America’s employers are expected to have added hundreds of thousands of jobs in May, even in the face of high inflation, a potential recession and a new phase in the pandemic economy.
The closely watched monthly employment report from the Bureau of Labor Statistics is due to be released Friday morning. The consensus among economists polled by Refinitiv is that 350,000 jobs were added last month, with an unemployment rate of 3.5%. That would be a new pandemic-era low.
The labor market has nearly recovered to its pre-pandemic strength, with the US just 1.2 million jobs short of where it was before the shutdowns began and unemployment a hair above the pre-pandemic level of 3.5% as of April. With more job growth expected for May, this is set to improve further.
Now, the focus has shifted from the “Great Reopening” to whether the Federal Reserve’s attempt at a “soft landing” by raising interest rates to tame inflation will inadvertently plunge the economy into recession.
In the first quarter of 2022, the US economy shrank, as measured by gross domestic product, the broadest data tracking economic activity. The common definition of a recession necessitates two straight quarters of declining GDP, which seems an uncomfortably close possibility for America.
But some economists are quick to point out that one common feature of recessions is missing in the mix: The labor market is still going strong.
“The consumer is the key, in our view, especially in hiring trends. More people with jobs, which come with additional income, provides support for continued spending, ”said Mike Skordeles, a senior US macro strategist at Truist Advisory Services.
Consumer spending is the backbone of US economic growth. And even though inflation has been going through the roof, the tight labor market has helped keep people spending for now.
Skordeles said he closely tracks weekly initial jobless claims, as any weakness will show up in that data first. But so far, it hasn’t.
“If we see a sustained substantial increase in weekly jobless claims, then we’ll shift our recession stance,” he said.
Initial weekly jobless claims for the week ending May 28 were down 11,000 from the previous week, with 200,000 applications for first-time unemployment benefits.

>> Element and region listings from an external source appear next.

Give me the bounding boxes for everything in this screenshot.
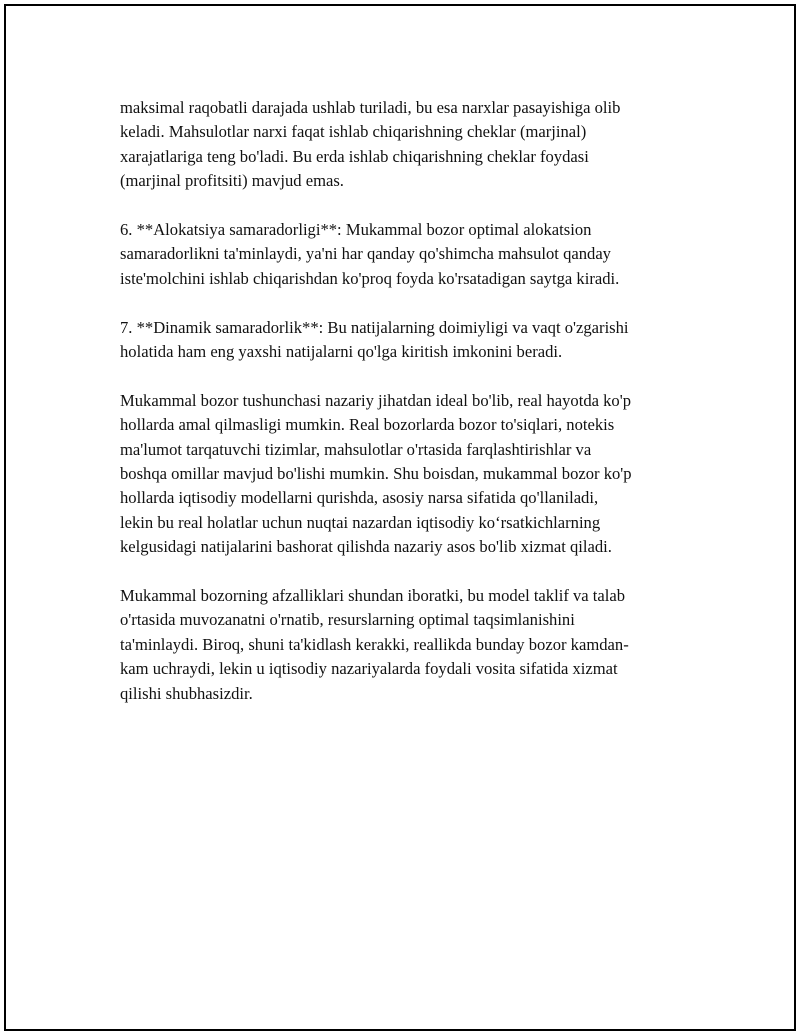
- text-line: ta'minlaydi. Biroq, shuni ta'kidlash kerakki, reallikda bunday bozor kamdan-: [120, 634, 629, 654]
- text-line: o'rtasida muvozanatni o'rnatib, resurslarning optimal taqsimlanishini: [120, 610, 575, 630]
- text-line: hollarda iqtisodiy modellarni qurishda, asosiy narsa sifatida qo'llaniladi,: [120, 488, 599, 508]
- text-line: (marjinal profitsiti) mavjud emas.: [120, 171, 344, 191]
- text-line: 7. **Dinamik samaradorlik**: Bu natijalarning doimiyligi va vaqt o'zgarishi: [120, 317, 629, 337]
- text-line: iste'molchini ishlab chiqarishdan ko'proq foyda ko'rsatadigan saytga kiradi.: [120, 268, 620, 288]
- text-line: keladi. Mahsulotlar narxi faqat ishlab chiqarishning cheklar (marjinal): [120, 122, 587, 142]
- paragraph-dynamic-efficiency: [120, 316, 690, 365]
- text-line: xarajatlariga teng bo'ladi. Bu erda ishlab chiqarishning cheklar foydasi: [120, 146, 589, 166]
- text-line: kelgusidagi natijalarini bashorat qilishda nazariy asos bo'lib xizmat qiladi.: [120, 537, 612, 557]
- text-line: holatida ham eng yaxshi natijalarni qo'lga kiritish imkonini beradi.: [120, 342, 563, 362]
- text-line: Mukammal bozorning afzalliklari shundan iboratki, bu model taklif va talab: [120, 586, 626, 606]
- text-line: kam uchraydi, lekin u iqtisodiy nazariyalarda foydali vosita sifatida xizmat: [120, 659, 618, 679]
- text-line: samaradorlikni ta'minlaydi, ya'ni har qanday qo'shimcha mahsulot qanday: [120, 244, 611, 264]
- text-line: qilishi shubhasizdir.: [120, 683, 253, 703]
- text-line: ma'lumot tarqatuvchi tizimlar, mahsulotlar o'rtasida farqlashtirishlar va: [120, 439, 592, 459]
- text-line: 6. **Alokatsiya samaradorligi**: Mukammal bozor optimal alokatsion: [120, 220, 592, 240]
- text-line: boshqa omillar mavjud bo'lishi mumkin. Shu boisdan, mukammal bozor ko'p: [120, 464, 632, 484]
- paragraph-advantages: [120, 584, 690, 706]
- paragraph-market-efficiency-continued: [120, 96, 690, 194]
- text-line: maksimal raqobatli darajada ushlab turiladi, bu esa narxlar pasayishiga olib: [120, 98, 621, 117]
- document-body: [120, 96, 690, 730]
- text-line: hollarda amal qilmasligi mumkin. Real bozorlarda bozor to'siqlari, notekis: [120, 415, 615, 435]
- text-line: lekin bu real holatlar uchun nuqtai nazardan iqtisodiy ko‘rsatkichlarning: [120, 512, 601, 532]
- text-line: Mukammal bozor tushunchasi nazariy jihatdan ideal bo'lib, real hayotda ko'p: [120, 390, 632, 410]
- paragraph-allocative-efficiency: [120, 218, 690, 291]
- document-page: [4, 4, 796, 1031]
- paragraph-ideal-concept: [120, 389, 690, 560]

Private payrolls provider ADP reported Thursday that employment rose by just 128,000 in May, far below the Refinitive estimate of 299,000. Additionally, April data was revised down to 202,000 job gains from the previously reported 247,000.
If Friday’s government report shows that 350,000 jobs were added to the economy in May, that would be a slowdown from March and April, when 428,000 positions were added each month, and it would make it the slowest job growth since April 2021.
An unemployment rate that dips to 3.5% would match the historic low from before Covid hit. The last time joblessness was this low prior to 2019 was in 1969. The same unemployment rate was expected in April, but didn’t come to fruition. The unemployment rate in April was 3.6%.
Either way, the slowdown in job growth is expected and is nothing to worry about for now: Economists anticipate a slowing of job growth this year as the labor market recovery moves into a new phase. In April, there were nearly two available positions for every unemployed person, according to the Job Openings and Labor Turnover Survey released on Wednesday.
And while businesses are offering higher wages to attract staff, competing for talent in this tight labor market has taken its toll: A record number of Americans quit their positions in March, with many choosing to move on to better opportunities.
“Many employers are still zealously trying to increase their head count and workers, it seems, are still hesitant to commit,” ADP chief economist Nela Richardson said in a blog post. “Despite labor shortages, workers aren’t coming out ahead, thanks to inflation. Real wages, or wages adjusted for inflation, fell 2.6% in April, similar to the decline in March – another plateau. ”
If the high prices Americans are facing in the grocery store and at the gas pump take over as the main driver for consumer behavior, the economy could look very different by the end of the year. For now, the Fed predicts the US job market will remain tight and that will keep supporting consumer spending. The appetite to hire keeps providing a backstop as well.
“We’re not seeing a turn in the job market just yet, though we are hearing more from employees that they’re concerned about potential downturn and layoffs,” said Daniel Zhao, senior economist at Glassdoor.